Patients are seen an average of 2.7 times per year.

Professor Cameron

Study author Professor Fergus Cameron, Head of Diabetes Services at the hospital, told the limbic the mean HbA1c levels associated with individual clinicians varied by 0.7%.

“It just highlights the profound impact. Even though it is only happening twice a year, the clinical encounter really casts a very long shadow.”

“If you think that within one clinic with homogenous care, and the same allied health care team, we have a consistent spread of HbA1c of 0.7%. That really tells you something about the background noise when you are looking at HbA1c as an outcome.”

He said it made the 0.2 or 0.3% HbA1c improvements lauded in clinical trials seem pretty insignificant.

“We were really surprised by the quantum of it and also that it was very persistent when we did it again six months later.”

“There is a lot of focus on everything but the clinical encounter and I think this highlights that clinical encounters are very important; that you can impact patients enormously by the style of your communication and your goals regarding the health of your patients.”

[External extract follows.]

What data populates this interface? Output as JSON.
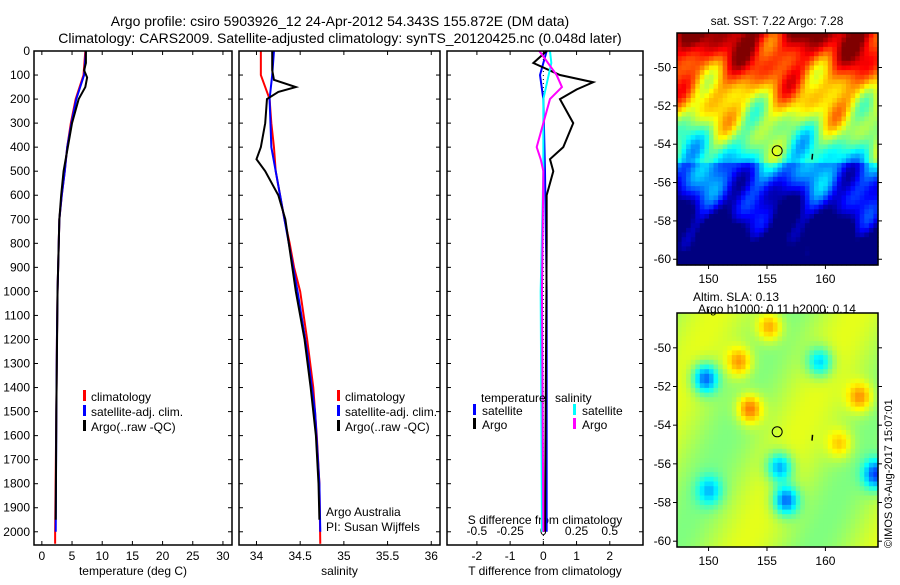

Professor Cameron, who is also Group Leader at Murdoch Childrens Research Institute, said there was an inherent tension between a focus on clinical outcomes such as HbA1c and other softer outcomes such as quality of life.

“I can think of a number of patients where we could markedly improve their quality of life by leaving them alone and allowing them to have terrible control and they would think that was fantastic, but of course it wouldn’t be medically looking after them at all.”

However the benefit of a team approach to care was that different people could focus on different priorities, he said.